Won't there be losers with stricter pollution standards?
Only as much as the auto industry or any industry has to make changes to adapt to the behavior of customers. You have to react quickly. Even if we don't do anything about it, the Japanese will, the Chinese will, the Germans will. Detroit is struggling with it, yes, because they are behind.
Cement factories said there is no way to produce cement without polluting the way we do now. We found that there are many European companies producing cement that release only half the greenhouse gas, so there is the technology there. They are already using it in Texas. When we passed our $20 billion infrastructure bonds, we said, Let's not build any of those roads without that technology.
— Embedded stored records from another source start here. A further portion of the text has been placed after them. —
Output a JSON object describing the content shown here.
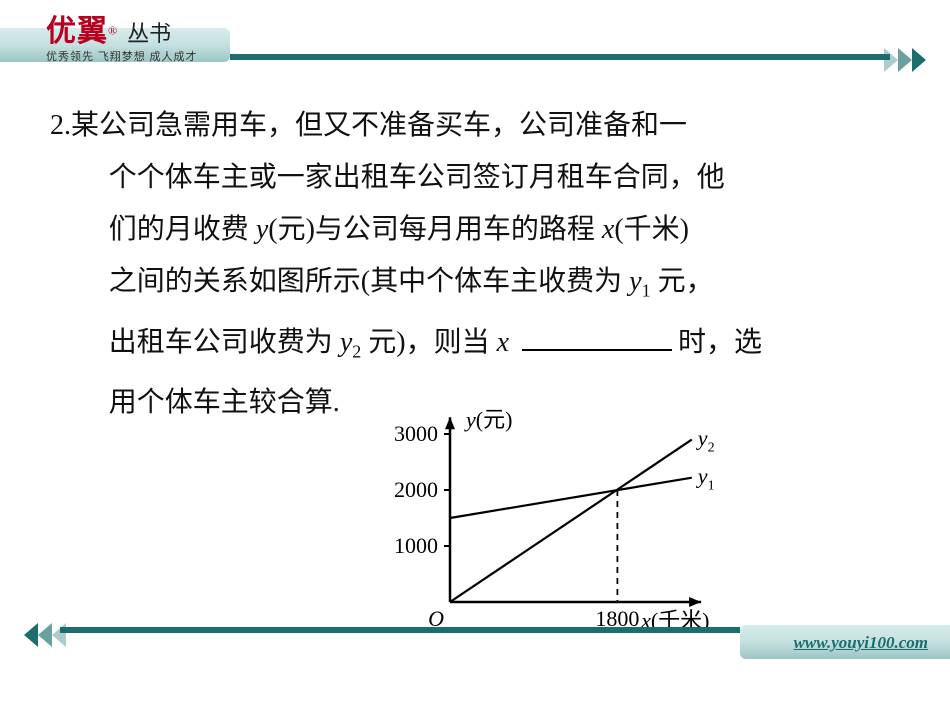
{
  "brand": {
    "name": "优翼",
    "registered": "®",
    "sub": "丛书",
    "motto": "优秀领先 飞翔梦想 成人成才"
  },
  "footer": {
    "url": "www.youyi100.com"
  },
  "problem": {
    "number": "2.",
    "line1": "某公司急需用车，但又不准备买车，公司准备和一",
    "line2": "个个体车主或一家出租车公司签订月租车合同，他",
    "line3a": "们的月收费 ",
    "line3b": "(元)与公司每月用车的路程 ",
    "line3c": "(千米)",
    "line4a": "之间的关系如图所示(其中个体车主收费为 ",
    "line4b": " 元，",
    "line5a": "出租车公司收费为 ",
    "line5b": " 元)，则当 ",
    "line5c": "时，选",
    "line6": "用个体车主较合算.",
    "var_y": "y",
    "var_x": "x",
    "var_y1_y": "y",
    "var_y1_1": "1",
    "var_y2_y": "y",
    "var_y2_2": "2"
  },
  "chart": {
    "type": "line",
    "xlabel_var": "x",
    "xlabel_unit": "(千米)",
    "ylabel_var": "y",
    "ylabel_unit": "(元)",
    "origin_label": "O",
    "y_ticks": [
      1000,
      2000,
      3000
    ],
    "x_tick": 1800,
    "intersection_y": 2000,
    "series": [
      {
        "name": "y2",
        "label_var": "y",
        "label_sub": "2",
        "points": [
          [
            0,
            0
          ],
          [
            2600,
            2900
          ]
        ],
        "stroke": "#000000",
        "width": 2.2
      },
      {
        "name": "y1",
        "label_var": "y",
        "label_sub": "1",
        "points": [
          [
            0,
            1500
          ],
          [
            2600,
            2220
          ]
        ],
        "stroke": "#000000",
        "width": 2.2
      }
    ],
    "axis_color": "#000000",
    "dash_color": "#000000",
    "plot": {
      "ox": 100,
      "oy": 200,
      "sx": 0.093,
      "sy": 0.056,
      "ylim": [
        0,
        3300
      ],
      "xlim": [
        0,
        2700
      ]
    },
    "font": {
      "tick": 22,
      "label": 22
    }
  }
}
We let the cement companies know this: Adopt that technology, and we'll sign contracts with you. We don't want you to suffer; we want you to make money. I'm a businessperson who sympathizes with both the economy and the environment. So we say by 2012, we start making changes. We're giving an immense amount of time.
What should be the balance between government-driven vs. market-based solutions?
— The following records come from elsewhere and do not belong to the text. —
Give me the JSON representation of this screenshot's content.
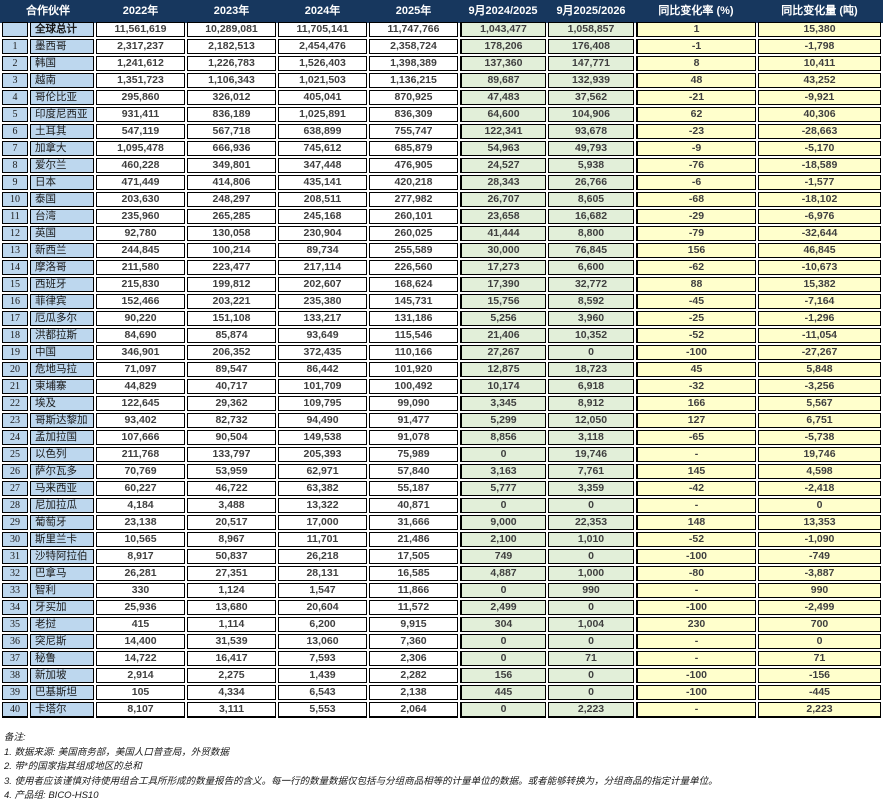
{
  "header": {
    "partner_label": "合作伙伴",
    "columns": [
      "2022年",
      "2023年",
      "2024年",
      "2025年",
      "9月2024/2025",
      "9月2025/2026",
      "同比变化率 (%)",
      "同比变化量 (吨)"
    ]
  },
  "colors": {
    "header_bg": "#17375E",
    "header_text": "#FFFFFF",
    "label_bg": "#BDD7EE",
    "year_bg": "#FFFFFF",
    "sep_month_bg": "#E2EFD9",
    "change_bg": "#FFFFCC",
    "number_text": "#3F3F3F"
  },
  "total_row": {
    "num": "",
    "name": "全球总计",
    "values": [
      "11,561,619",
      "10,289,081",
      "11,705,141",
      "11,747,766",
      "1,043,477",
      "1,058,857",
      "1",
      "15,380"
    ]
  },
  "rows": [
    {
      "num": "1",
      "name": "墨西哥",
      "values": [
        "2,317,237",
        "2,182,513",
        "2,454,476",
        "2,358,724",
        "178,206",
        "176,408",
        "-1",
        "-1,798"
      ]
    },
    {
      "num": "2",
      "name": "韩国",
      "values": [
        "1,241,612",
        "1,226,783",
        "1,526,403",
        "1,398,389",
        "137,360",
        "147,771",
        "8",
        "10,411"
      ]
    },
    {
      "num": "3",
      "name": "越南",
      "values": [
        "1,351,723",
        "1,106,343",
        "1,021,503",
        "1,136,215",
        "89,687",
        "132,939",
        "48",
        "43,252"
      ]
    },
    {
      "num": "4",
      "name": "哥伦比亚",
      "values": [
        "295,860",
        "326,012",
        "405,041",
        "870,925",
        "47,483",
        "37,562",
        "-21",
        "-9,921"
      ]
    },
    {
      "num": "5",
      "name": "印度尼西亚",
      "values": [
        "931,411",
        "836,189",
        "1,025,891",
        "836,309",
        "64,600",
        "104,906",
        "62",
        "40,306"
      ]
    },
    {
      "num": "6",
      "name": "土耳其",
      "values": [
        "547,119",
        "567,718",
        "638,899",
        "755,747",
        "122,341",
        "93,678",
        "-23",
        "-28,663"
      ]
    },
    {
      "num": "7",
      "name": "加拿大",
      "values": [
        "1,095,478",
        "666,936",
        "745,612",
        "685,879",
        "54,963",
        "49,793",
        "-9",
        "-5,170"
      ]
    },
    {
      "num": "8",
      "name": "爱尔兰",
      "values": [
        "460,228",
        "349,801",
        "347,448",
        "476,905",
        "24,527",
        "5,938",
        "-76",
        "-18,589"
      ]
    },
    {
      "num": "9",
      "name": "日本",
      "values": [
        "471,449",
        "414,806",
        "435,141",
        "420,218",
        "28,343",
        "26,766",
        "-6",
        "-1,577"
      ]
    },
    {
      "num": "10",
      "name": "泰国",
      "values": [
        "203,630",
        "248,297",
        "208,511",
        "277,982",
        "26,707",
        "8,605",
        "-68",
        "-18,102"
      ]
    },
    {
      "num": "11",
      "name": "台湾",
      "values": [
        "235,960",
        "265,285",
        "245,168",
        "260,101",
        "23,658",
        "16,682",
        "-29",
        "-6,976"
      ]
    },
    {
      "num": "12",
      "name": "英国",
      "values": [
        "92,780",
        "130,058",
        "230,904",
        "260,025",
        "41,444",
        "8,800",
        "-79",
        "-32,644"
      ]
    },
    {
      "num": "13",
      "name": "新西兰",
      "values": [
        "244,845",
        "100,214",
        "89,734",
        "255,589",
        "30,000",
        "76,845",
        "156",
        "46,845"
      ]
    },
    {
      "num": "14",
      "name": "摩洛哥",
      "values": [
        "211,580",
        "223,477",
        "217,114",
        "226,560",
        "17,273",
        "6,600",
        "-62",
        "-10,673"
      ]
    },
    {
      "num": "15",
      "name": "西班牙",
      "values": [
        "215,830",
        "199,812",
        "202,607",
        "168,624",
        "17,390",
        "32,772",
        "88",
        "15,382"
      ]
    },
    {
      "num": "16",
      "name": "菲律宾",
      "values": [
        "152,466",
        "203,221",
        "235,380",
        "145,731",
        "15,756",
        "8,592",
        "-45",
        "-7,164"
      ]
    },
    {
      "num": "17",
      "name": "厄瓜多尔",
      "values": [
        "90,220",
        "151,108",
        "133,217",
        "131,186",
        "5,256",
        "3,960",
        "-25",
        "-1,296"
      ]
    },
    {
      "num": "18",
      "name": "洪都拉斯",
      "values": [
        "84,690",
        "85,874",
        "93,649",
        "115,546",
        "21,406",
        "10,352",
        "-52",
        "-11,054"
      ]
    },
    {
      "num": "19",
      "name": "中国",
      "values": [
        "346,901",
        "206,352",
        "372,435",
        "110,166",
        "27,267",
        "0",
        "-100",
        "-27,267"
      ]
    },
    {
      "num": "20",
      "name": "危地马拉",
      "values": [
        "71,097",
        "89,547",
        "86,442",
        "101,920",
        "12,875",
        "18,723",
        "45",
        "5,848"
      ]
    },
    {
      "num": "21",
      "name": "柬埔寨",
      "values": [
        "44,829",
        "40,717",
        "101,709",
        "100,492",
        "10,174",
        "6,918",
        "-32",
        "-3,256"
      ]
    },
    {
      "num": "22",
      "name": "埃及",
      "values": [
        "122,645",
        "29,362",
        "109,795",
        "99,090",
        "3,345",
        "8,912",
        "166",
        "5,567"
      ]
    },
    {
      "num": "23",
      "name": "哥斯达黎加",
      "values": [
        "93,402",
        "82,732",
        "94,490",
        "91,477",
        "5,299",
        "12,050",
        "127",
        "6,751"
      ]
    },
    {
      "num": "24",
      "name": "孟加拉国",
      "values": [
        "107,666",
        "90,504",
        "149,538",
        "91,078",
        "8,856",
        "3,118",
        "-65",
        "-5,738"
      ]
    },
    {
      "num": "25",
      "name": "以色列",
      "values": [
        "211,768",
        "133,797",
        "205,393",
        "75,989",
        "0",
        "19,746",
        "-",
        "19,746"
      ]
    },
    {
      "num": "26",
      "name": "萨尔瓦多",
      "values": [
        "70,769",
        "53,959",
        "62,971",
        "57,840",
        "3,163",
        "7,761",
        "145",
        "4,598"
      ]
    },
    {
      "num": "27",
      "name": "马来西亚",
      "values": [
        "60,227",
        "46,722",
        "63,382",
        "55,187",
        "5,777",
        "3,359",
        "-42",
        "-2,418"
      ]
    },
    {
      "num": "28",
      "name": "尼加拉瓜",
      "values": [
        "4,184",
        "3,488",
        "13,322",
        "40,871",
        "0",
        "0",
        "-",
        "0"
      ]
    },
    {
      "num": "29",
      "name": "葡萄牙",
      "values": [
        "23,138",
        "20,517",
        "17,000",
        "31,666",
        "9,000",
        "22,353",
        "148",
        "13,353"
      ]
    },
    {
      "num": "30",
      "name": "斯里兰卡",
      "values": [
        "10,565",
        "8,967",
        "11,701",
        "21,486",
        "2,100",
        "1,010",
        "-52",
        "-1,090"
      ]
    },
    {
      "num": "31",
      "name": "沙特阿拉伯",
      "values": [
        "8,917",
        "50,837",
        "26,218",
        "17,505",
        "749",
        "0",
        "-100",
        "-749"
      ]
    },
    {
      "num": "32",
      "name": "巴拿马",
      "values": [
        "26,281",
        "27,351",
        "28,131",
        "16,585",
        "4,887",
        "1,000",
        "-80",
        "-3,887"
      ]
    },
    {
      "num": "33",
      "name": "智利",
      "values": [
        "330",
        "1,124",
        "1,547",
        "11,866",
        "0",
        "990",
        "-",
        "990"
      ]
    },
    {
      "num": "34",
      "name": "牙买加",
      "values": [
        "25,936",
        "13,680",
        "20,604",
        "11,572",
        "2,499",
        "0",
        "-100",
        "-2,499"
      ]
    },
    {
      "num": "35",
      "name": "老挝",
      "values": [
        "415",
        "1,114",
        "6,200",
        "9,915",
        "304",
        "1,004",
        "230",
        "700"
      ]
    },
    {
      "num": "36",
      "name": "突尼斯",
      "values": [
        "14,400",
        "31,539",
        "13,060",
        "7,360",
        "0",
        "0",
        "-",
        "0"
      ]
    },
    {
      "num": "37",
      "name": "秘鲁",
      "values": [
        "14,722",
        "16,417",
        "7,593",
        "2,306",
        "0",
        "71",
        "-",
        "71"
      ]
    },
    {
      "num": "38",
      "name": "新加坡",
      "values": [
        "2,914",
        "2,275",
        "1,439",
        "2,282",
        "156",
        "0",
        "-100",
        "-156"
      ]
    },
    {
      "num": "39",
      "name": "巴基斯坦",
      "values": [
        "105",
        "4,334",
        "6,543",
        "2,138",
        "445",
        "0",
        "-100",
        "-445"
      ]
    },
    {
      "num": "40",
      "name": "卡塔尔",
      "values": [
        "8,107",
        "3,111",
        "5,553",
        "2,064",
        "0",
        "2,223",
        "-",
        "2,223"
      ]
    }
  ],
  "footnotes": {
    "title": "备注:",
    "items": [
      "1. 数据来源: 美国商务部，美国人口普查局，外贸数据",
      "2. 带*的国家指其组成地区的总和",
      "3. 使用者应该谨慎对待使用组合工具所形成的数量报告的含义。每一行的数量数据仅包括与分组商品相等的计量单位的数据。或者能够转换为，分组商品的指定计量单位。",
      "4. 产品组: BICO-HS10"
    ]
  }
}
Market-based solutions alone won't work. It is up to us [in government] to say, Here are the laws: You have to inspect the milk so it's clean. You have to inspect the meat. If you screw up with the spinach, we have to take action to make sure people don't get sick. I never think of industry as being villains. I'm not for you getting taxed, if you're an oil company, just to punish you. But we [the government] have to guide you and say, This is the new direction we are going to go.
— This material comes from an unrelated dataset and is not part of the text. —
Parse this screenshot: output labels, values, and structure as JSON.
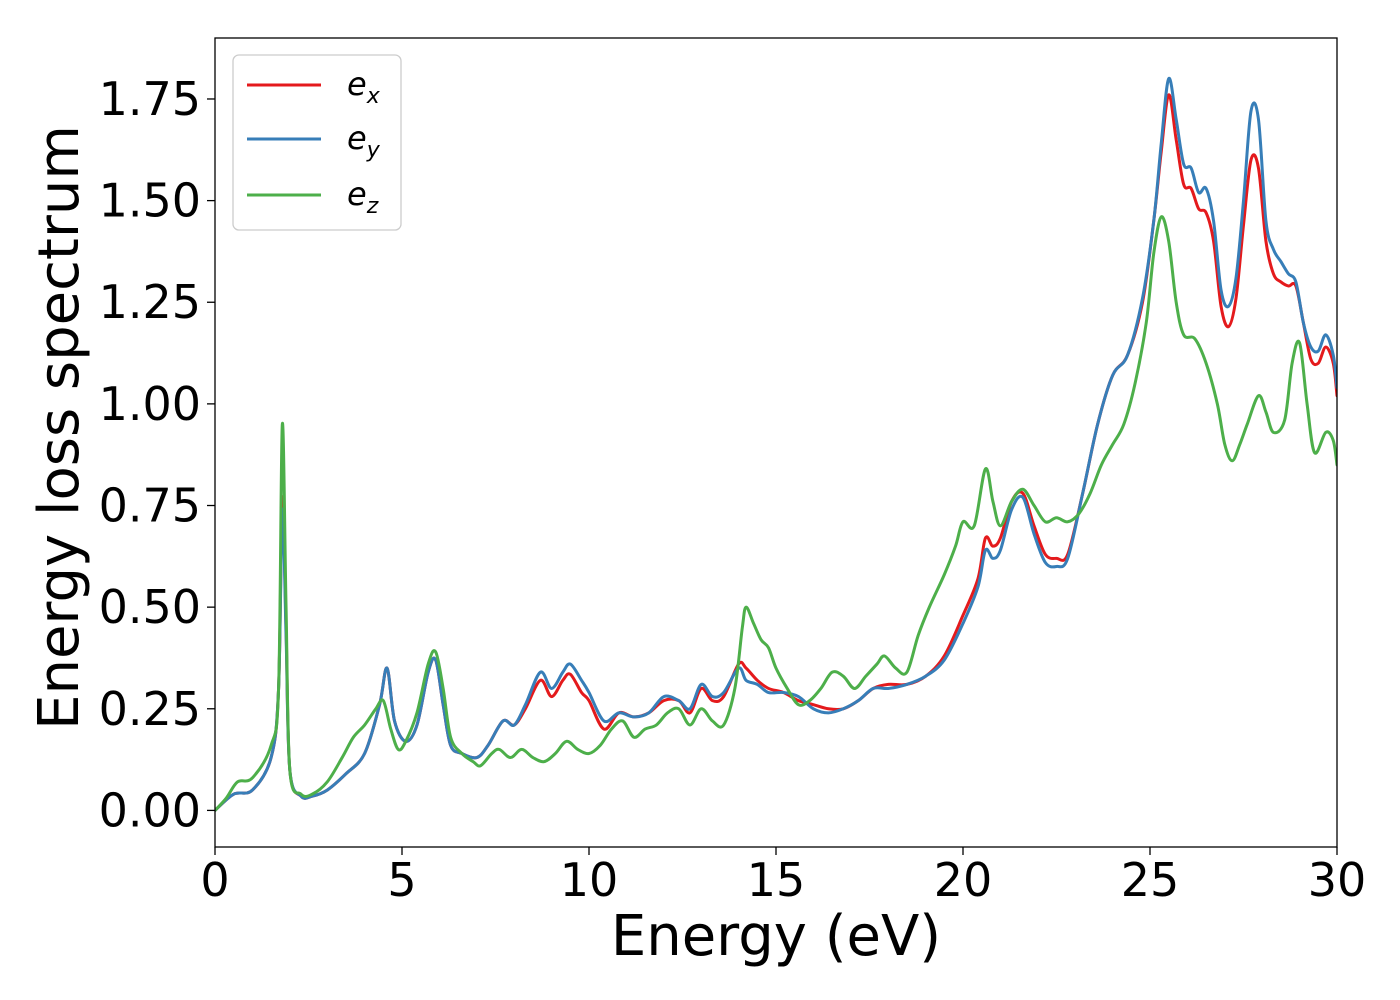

Do you see alarmism in the discussion of global warming?
Let's assume for a second that global warming is 10 percent less of a problem. No matter what percentage you take off, we are in big trouble. That's the reality. We've seen the photographs of glaciers melting. We know that is a phenomenon that is happening. We know that the water is rising. We know that we are polluting the world. All of this is reality.
I'm not an environmental fanatic. That's why our program [in California] works, because people know that I have not come from that background. As governor, you talk to scientists at universities. These are not wacky people, but they will tell you straight. Then you see the reports of 3,000 scientists, then you read reports of the UN. There is no conspiracy, this is real stuff.
I'm an optimist. I don't look at this as if the world is coming to an end. I see it as a great opportunity to clean up our mess. We're grownups, we aren't children, and we can do it. That's why we like to be out front in California. That's power.
Prominent Republicans are trying to change the GOP's image
Theodore Roosevelt set aside national parklands, and Richard Nixon created the EPA, but the Republican Party has not recently been associated with assertive environmental policy.
That could change. Former governor George Pataki made New York part of a regional compact of seven Northeastern states to reduce greenhouse-gas emissions. Newly installed Florida Governor Charlie Crist has put renewable-energy production atop his agenda. And South Carolina Governor Mark Sanford calls himself a "conservative conservationist."
Sanford concluded that humans were contributing to global warming after visiting scientists in Antarctica and later watching pine trees on his family's coastal farm die from rising salt water. Sanford is more skeptical than Schwarzenegger, though, about the role of regulation, saying, "I'm a government-as-last-resort kind of guy."
Inside the Beltway, Indiana Senator Richard Lugar is pushing alternative-fuel legislation, and two powerful former farm-state Senators - Republican Bob Dole and Democrat Tom Daschle - are lobbying Congress to make ethanol and other alternative fuels part of the 2007 farm bill, although this surely has as much to do with agricultural politics as clean energy. And Arizona Senator John McCain has long supported measures to reduce global warming.